Através de negros labirintos fez seu caminho até que chegou a sala do rei que governava o mundo subterrâneo: Hades. Este, soturno e severo, com semblante ameaçador, estava sentado em seu negro trono de azeviche, enquanto Hércules se aproximava.
Que buscas tu, um mortal vivente em meus domínios? Perguntou Hades. Hércules respondeu: “Busco libertar Teseu”.
- O caminho está vigiado pelo monstro Cérbero, um cachorro com três grandes cabeças, cada uma das quais tem serpentes enroscadas ao seu redor, replicou Hades.

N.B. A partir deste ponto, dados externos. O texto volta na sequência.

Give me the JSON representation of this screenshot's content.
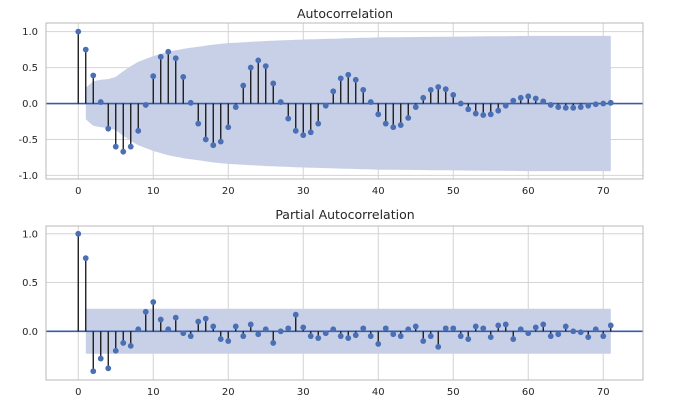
{
  "chart_data": [
    {
      "type": "stem",
      "title": "Autocorrelation",
      "xlim": [
        -4.3,
        75.3
      ],
      "ylim": [
        -1.05,
        1.12
      ],
      "xticks": [
        0,
        10,
        20,
        30,
        40,
        50,
        60,
        70
      ],
      "yticks": [
        1.0,
        0.5,
        0.0,
        -0.5,
        -1.0
      ],
      "ytick_labels": [
        "1.0",
        "0.5",
        "0.0",
        "-0.5",
        "-1.0"
      ],
      "grid": true,
      "confidence_band": {
        "lags": [
          1,
          2,
          3,
          4,
          5,
          6,
          7,
          8,
          10,
          12,
          14,
          16,
          18,
          20,
          25,
          30,
          40,
          50,
          60,
          71
        ],
        "upper": [
          0.22,
          0.31,
          0.33,
          0.34,
          0.37,
          0.45,
          0.52,
          0.58,
          0.66,
          0.72,
          0.76,
          0.79,
          0.82,
          0.84,
          0.87,
          0.89,
          0.92,
          0.93,
          0.94,
          0.94
        ]
      },
      "x": [
        0,
        1,
        2,
        3,
        4,
        5,
        6,
        7,
        8,
        9,
        10,
        11,
        12,
        13,
        14,
        15,
        16,
        17,
        18,
        19,
        20,
        21,
        22,
        23,
        24,
        25,
        26,
        27,
        28,
        29,
        30,
        31,
        32,
        33,
        34,
        35,
        36,
        37,
        38,
        39,
        40,
        41,
        42,
        43,
        44,
        45,
        46,
        47,
        48,
        49,
        50,
        51,
        52,
        53,
        54,
        55,
        56,
        57,
        58,
        59,
        60,
        61,
        62,
        63,
        64,
        65,
        66,
        67,
        68,
        69,
        70,
        71
      ],
      "values": [
        1.0,
        0.75,
        0.39,
        0.02,
        -0.35,
        -0.6,
        -0.67,
        -0.6,
        -0.38,
        -0.02,
        0.38,
        0.65,
        0.72,
        0.63,
        0.37,
        0.01,
        -0.28,
        -0.5,
        -0.58,
        -0.53,
        -0.33,
        -0.05,
        0.25,
        0.5,
        0.6,
        0.52,
        0.28,
        0.02,
        -0.21,
        -0.38,
        -0.44,
        -0.4,
        -0.28,
        -0.03,
        0.17,
        0.35,
        0.4,
        0.33,
        0.19,
        0.02,
        -0.15,
        -0.28,
        -0.33,
        -0.3,
        -0.2,
        -0.05,
        0.08,
        0.19,
        0.23,
        0.2,
        0.12,
        0.0,
        -0.08,
        -0.14,
        -0.16,
        -0.15,
        -0.1,
        -0.03,
        0.04,
        0.08,
        0.1,
        0.07,
        0.03,
        -0.02,
        -0.05,
        -0.06,
        -0.06,
        -0.05,
        -0.03,
        -0.01,
        0.0,
        0.01
      ]
    },
    {
      "type": "stem",
      "title": "Partial Autocorrelation",
      "xlim": [
        -4.3,
        75.3
      ],
      "ylim": [
        -0.5,
        1.08
      ],
      "xticks": [
        0,
        10,
        20,
        30,
        40,
        50,
        60,
        70
      ],
      "yticks": [
        1.0,
        0.5,
        0.0
      ],
      "ytick_labels": [
        "1.0",
        "0.5",
        "0.0"
      ],
      "grid": true,
      "confidence_band": {
        "lags": [
          1,
          71
        ],
        "upper": [
          0.23,
          0.23
        ]
      },
      "x": [
        0,
        1,
        2,
        3,
        4,
        5,
        6,
        7,
        8,
        9,
        10,
        11,
        12,
        13,
        14,
        15,
        16,
        17,
        18,
        19,
        20,
        21,
        22,
        23,
        24,
        25,
        26,
        27,
        28,
        29,
        30,
        31,
        32,
        33,
        34,
        35,
        36,
        37,
        38,
        39,
        40,
        41,
        42,
        43,
        44,
        45,
        46,
        47,
        48,
        49,
        50,
        51,
        52,
        53,
        54,
        55,
        56,
        57,
        58,
        59,
        60,
        61,
        62,
        63,
        64,
        65,
        66,
        67,
        68,
        69,
        70,
        71
      ],
      "values": [
        1.0,
        0.75,
        -0.41,
        -0.28,
        -0.38,
        -0.2,
        -0.12,
        -0.15,
        0.02,
        0.2,
        0.3,
        0.12,
        0.02,
        0.14,
        -0.02,
        -0.05,
        0.1,
        0.13,
        0.05,
        -0.08,
        -0.1,
        0.05,
        -0.05,
        0.07,
        -0.03,
        0.02,
        -0.12,
        0.0,
        0.03,
        0.17,
        0.04,
        -0.05,
        -0.07,
        -0.02,
        0.02,
        -0.05,
        -0.07,
        -0.04,
        0.03,
        -0.05,
        -0.13,
        0.03,
        -0.03,
        -0.05,
        0.02,
        0.05,
        -0.1,
        -0.05,
        -0.16,
        0.03,
        0.03,
        -0.05,
        -0.08,
        0.05,
        0.03,
        -0.06,
        0.06,
        0.07,
        -0.08,
        0.02,
        -0.02,
        0.04,
        0.07,
        -0.05,
        -0.03,
        0.05,
        0.0,
        -0.01,
        -0.06,
        0.02,
        -0.05,
        0.06
      ]
    }
  ]
}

Se tu podes vencê-lo com tuas mãos desnudas, uma façanha que ninguém ainda realizou, podes levar Teseu. Satisfeito com esta resposta, Hércules prosseguiu. Imediatamente viu o cão de três cabeças e ouviu seu penetrante latido. Grunhindo, este saltou sobre Hércules.

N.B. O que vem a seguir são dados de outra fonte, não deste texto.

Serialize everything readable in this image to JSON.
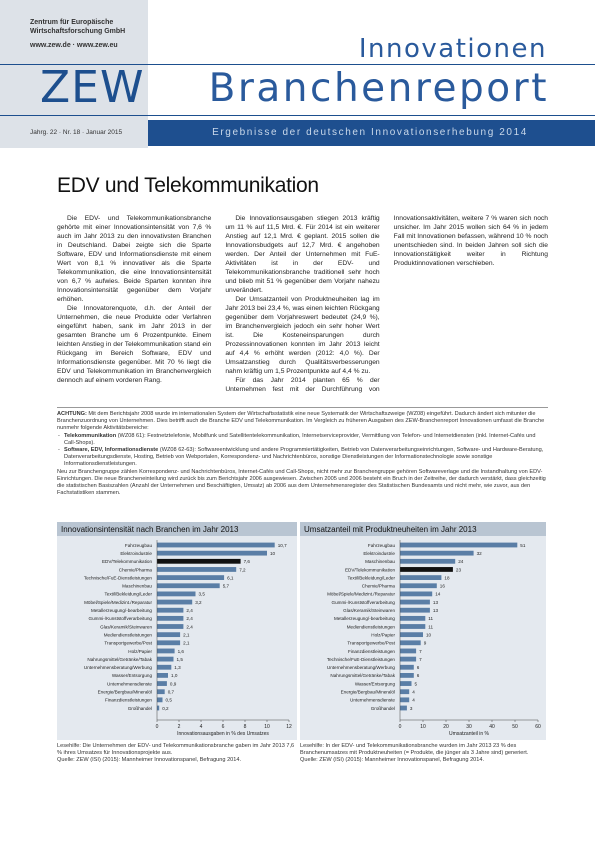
{
  "header": {
    "institute": [
      "Zentrum für Europäische",
      "Wirtschaftsforschung GmbH"
    ],
    "web": "www.zew.de · www.zew.eu",
    "logo": "ZEW",
    "series_top": "Innovationen",
    "series_main": "Branchenreport",
    "issue": "Jahrg. 22 · Nr. 18 · Januar 2015",
    "subtitle": "Ergebnisse der deutschen Innovationserhebung 2014"
  },
  "article": {
    "title": "EDV und Telekommunikation",
    "paragraphs": [
      "Die EDV- und Telekommunikationsbranche gehörte mit einer Innovationsintensität von 7,6 % auch im Jahr 2013 zu den innovativsten Branchen in Deutschland. Dabei zeigte sich die Sparte Software, EDV und Informationsdienste mit einem Wert von 8,1 % innovativer als die Sparte Telekommunikation, die eine Innovationsintensität von 6,7 % aufwies. Beide Sparten konnten ihre Innovationsintensität gegenüber dem Vorjahr erhöhen.",
      "Die Innovatorenquote, d.h. der Anteil der Unternehmen, die neue Produkte oder Verfahren eingeführt haben, sank im Jahr 2013 in der gesamten Branche um 6 Prozentpunkte. Einem leichten Anstieg in der Telekommunikation stand ein Rückgang im Bereich Software, EDV und Informationsdienste gegenüber. Mit 70 % liegt die EDV und Telekommunikation im Branchenvergleich dennoch auf einem vorderen Rang.",
      "Die Innovationsausgaben stiegen 2013 kräftig um 11 % auf 11,5 Mrd. €. Für 2014 ist ein weiterer Anstieg auf 12,1 Mrd. € geplant. 2015 sollen die Innovationsbudgets auf 12,7 Mrd. € angehoben werden. Der Anteil der Unternehmen mit FuE-Aktivitäten ist in der EDV- und Telekommunikationsbranche traditionell sehr hoch und blieb mit 51 % gegenüber dem Vorjahr nahezu unverändert.",
      "Der Umsatzanteil von Produktneuheiten lag im Jahr 2013 bei 23,4 %, was einen leichten Rückgang gegenüber dem Vorjahreswert bedeutet (24,9 %), im Branchenvergleich jedoch ein sehr hoher Wert ist. Die Kosteneinsparungen durch Prozessinnovationen konnten im Jahr 2013 leicht auf 4,4 % erhöht werden (2012: 4,0 %). Der Umsatzanstieg durch Qualitätsverbesserungen nahm kräftig um 1,5 Prozentpunkte auf 4,4 % zu.",
      "Für das Jahr 2014 planten 65 % der Unternehmen fest mit der Durchführung von Innovationsaktivitäten, weitere 7 % waren sich noch unsicher. Im Jahr 2015 wollen sich 64 % in jedem Fall mit Innovationen befassen, während 10 % noch unentschieden sind. In beiden Jahren soll sich die Innovationstätigkeit weiter in Richtung Produktinnovationen verschieben."
    ]
  },
  "note": {
    "label": "ACHTUNG:",
    "intro": "Mit dem Berichtsjahr 2008 wurde im internationalen System der Wirtschaftsstatistik eine neue Systematik der Wirtschaftszweige (WZ08) eingeführt. Dadurch ändert sich mitunter die Branchenzuordnung von Unternehmen. Dies betrifft auch die Branche EDV und Telekommunikation. Im Vergleich zu früheren Ausgaben des ZEW-Branchenreport Innovationen umfasst die Branche nunmehr folgende Aktivitätsbereiche:",
    "items": [
      {
        "term": "Telekommunikation",
        "text": "(WZ08 61): Festnetztelefonie, Mobilfunk und Satellitentelekommunikation, Internetserviceprovider, Vermittlung von Telefon- und Internetdiensten (inkl. Internet-Cafés und Call-Shops)."
      },
      {
        "term": "Software, EDV, Informationsdienste",
        "text": "(WZ08 62-63): Softwareentwicklung und andere Programmiertätigkeiten, Betrieb von Datenverarbeitungseinrichtungen, Software- und Hardware-Beratung, Datenverarbeitungsdienste, Hosting, Betrieb von Webportalen, Korrespondenz- und Nachrichtenbüros, sonstige Dienstleistungen der Informationstechnologie sowie sonstige Informationsdienstleistungen."
      }
    ],
    "outro": "Neu zur Branchengruppe zählen Korrespondenz- und Nachrichtenbüros, Internet-Cafés und Call-Shops, nicht mehr zur Branchengruppe gehören Softwareverlage und die Instandhaltung von EDV-Einrichtungen. Die neue Brancheneinteilung wird zurück bis zum Berichtsjahr 2006 ausgewiesen. Zwischen 2005 und 2006 besteht ein Bruch in der Zeitreihe, der dadurch verstärkt, dass gleichzeitig die statistischen Basiszahlen (Anzahl der Unternehmen und Beschäftigten, Umsatz) ab 2006 aus dem Unternehmensregister des Statistischen Bundesamts und nicht mehr, wie zuvor, aus den Fachstatistiken stammen."
  },
  "chart_data": [
    {
      "type": "bar",
      "orientation": "horizontal",
      "title": "Innovationsintensität nach Branchen im Jahr 2013",
      "categories": [
        "Fahrzeugbau",
        "Elektroindustrie",
        "EDV/Telekommunikation",
        "Chemie/Pharma",
        "Technische/FuE-Dienstleistungen",
        "Maschinenbau",
        "Textil/Bekleidung/Leder",
        "Möbel/Spiele/Medizint./Reparatur",
        "Metallerzeugung/-bearbeitung",
        "Gummi-/Kunststoffverarbeitung",
        "Glas/Keramik/Steinwaren",
        "Mediendienstleistungen",
        "Transportgewerbe/Post",
        "Holz/Papier",
        "Nahrungsmittel/Getränke/Tabak",
        "Unternehmensberatung/Werbung",
        "Wasser/Entsorgung",
        "Unternehmensdienste",
        "Energie/Bergbau/Mineralöl",
        "Finanzdienstleistungen",
        "Großhandel"
      ],
      "values": [
        10.7,
        10,
        7.6,
        7.2,
        6.1,
        5.7,
        3.5,
        3.2,
        2.4,
        2.4,
        2.4,
        2.1,
        2.1,
        1.6,
        1.5,
        1.3,
        1.0,
        0.9,
        0.7,
        0.5,
        0.2
      ],
      "value_labels": [
        "10,7",
        "10",
        "7,6",
        "7,2",
        "6,1",
        "5,7",
        "3,5",
        "3,2",
        "2,4",
        "2,4",
        "2,4",
        "2,1",
        "2,1",
        "1,6",
        "1,5",
        "1,3",
        "1,0",
        "0,9",
        "0,7",
        "0,5",
        "0,2"
      ],
      "colors": [
        "#5a7ea6",
        "#5a7ea6",
        "#111111",
        "#5a7ea6",
        "#5a7ea6",
        "#5a7ea6",
        "#5a7ea6",
        "#5a7ea6",
        "#5a7ea6",
        "#5a7ea6",
        "#5a7ea6",
        "#5a7ea6",
        "#5a7ea6",
        "#5a7ea6",
        "#5a7ea6",
        "#5a7ea6",
        "#5a7ea6",
        "#5a7ea6",
        "#5a7ea6",
        "#5a7ea6",
        "#5a7ea6"
      ],
      "xlim": [
        0,
        12
      ],
      "xticks": [
        0,
        2,
        4,
        6,
        8,
        10,
        12
      ],
      "x_label": "Innovationsausgaben in % des Umsatzes",
      "grid": false
    },
    {
      "type": "bar",
      "orientation": "horizontal",
      "title": "Umsatzanteil mit Produktneuheiten im Jahr 2013",
      "categories": [
        "Fahrzeugbau",
        "Elektroindustrie",
        "Maschinenbau",
        "EDV/Telekommunikation",
        "Textil/Bekleidung/Leder",
        "Chemie/Pharma",
        "Möbel/Spiele/Medizint./Reparatur",
        "Gummi-/Kunststoffverarbeitung",
        "Glas/Keramik/Steinwaren",
        "Metallerzeugung/-bearbeitung",
        "Mediendienstleistungen",
        "Holz/Papier",
        "Transportgewerbe/Post",
        "Finanzdienstleistungen",
        "Technische/FuE-Dienstleistungen",
        "Unternehmensberatung/Werbung",
        "Nahrungsmittel/Getränke/Tabak",
        "Wasser/Entsorgung",
        "Energie/Bergbau/Mineralöl",
        "Unternehmensdienste",
        "Großhandel"
      ],
      "values": [
        51,
        32,
        24,
        23,
        18,
        16,
        14,
        13,
        13,
        11,
        11,
        10,
        9,
        7,
        7,
        6,
        6,
        5,
        4,
        4,
        3
      ],
      "colors": [
        "#5a7ea6",
        "#5a7ea6",
        "#5a7ea6",
        "#111111",
        "#5a7ea6",
        "#5a7ea6",
        "#5a7ea6",
        "#5a7ea6",
        "#5a7ea6",
        "#5a7ea6",
        "#5a7ea6",
        "#5a7ea6",
        "#5a7ea6",
        "#5a7ea6",
        "#5a7ea6",
        "#5a7ea6",
        "#5a7ea6",
        "#5a7ea6",
        "#5a7ea6",
        "#5a7ea6",
        "#5a7ea6"
      ],
      "xlim": [
        0,
        60
      ],
      "xticks": [
        0,
        10,
        20,
        30,
        40,
        50,
        60
      ],
      "x_label": "Umsatzanteil in %",
      "grid": false
    }
  ],
  "captions": [
    {
      "reading": "Lesehilfe: Die Unternehmen der EDV- und Telekommunikationsbranche gaben im Jahr 2013 7,6 % ihres Umsatzes für Innovationsprojekte aus.",
      "source": "Quelle: ZEW (ISI) (2015): Mannheimer Innovationspanel, Befragung 2014."
    },
    {
      "reading": "Lesehilfe: In der EDV- und Telekommunikationsbranche wurden im Jahr 2013 23 % des Branchenumsatzes mit Produktneuheiten (= Produkte, die jünger als 3 Jahre sind) generiert.",
      "source": "Quelle: ZEW (ISI) (2015): Mannheimer Innovationspanel, Befragung 2014."
    }
  ]
}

Agarrando primeiro a garganta de Cérbero, Hércules a apertou com seu punho de aço, como num torno. Atingido até a fúria frenética, o monstro se sacudiu. Finalmente, ao apaziguar-se sua força, Hércules o dominou.
Feito isto, Hércules prosseguiu e encontrou Teseu em agonizante dor. Então, Hércules rompeu rapidamente suas cadeias e libertou o prisioneiro.
Apressando seus passos, Hércules regressou como havia vindo. Quando alcançou mais uma vez o mundo das formas viventes, encontrou ali a seu Mestre.
“A luz agora brilha dentro da escuridão” disse o Mestre. Descansa agora meu filho.  “(BAILEY, 2008)

d)    Comentário:
Por mais que a história não detalhe, fica claro que antes de iniciar o trabalho em Capricórnio, Hércules passou pelo processo de purificação a fim de provar que havia vencido o seu próprio ímpeto.
As três cabeças do cão simbolizam, segundo Urbano Jr (2012, p.478) “a sensação, o desejo e as boas intenções”.
         A avalanche de sensações do mundo pode ocupar a mente e a capacidade de discernimento daqueles que, mesmo iniciados, vivem adormecidos de si mesmos. A sensação, segundo Urbano Jr. (2012, p.478) é a “vontade que deseja se expressar e, assim obter satisfação no mundo exterior”.  É preciso vigiar as sensações.
         A principal “cabeça” é a do desejo, que é a força motriz de todas as demais cabeças, de todas as vontades. Impossível é vigiar o desejo, mas importante é observa-lo e conhece-lo.
         O desejo, diante de um mundo repleto de sensações, pode caminhar ao lado da terceira cabeça (a das boas intenções).  A terceira cabeça aí simboliza um tipo especial de boa intenção: aquela que não é levada a termo. Esta intencionalidade vazia, ainda que boa, não possui efeito prático na senda evolutiva do iniciado. Por isso, merece a atenção para que não ocupe o caminhar daquele.
         As serpentes na cauda se referem às ilusões do mundo material, que aprisionam o homem em uma série de atividades que sugam a energia psíquica do iniciado e o afastam de pensamentos mais elevados.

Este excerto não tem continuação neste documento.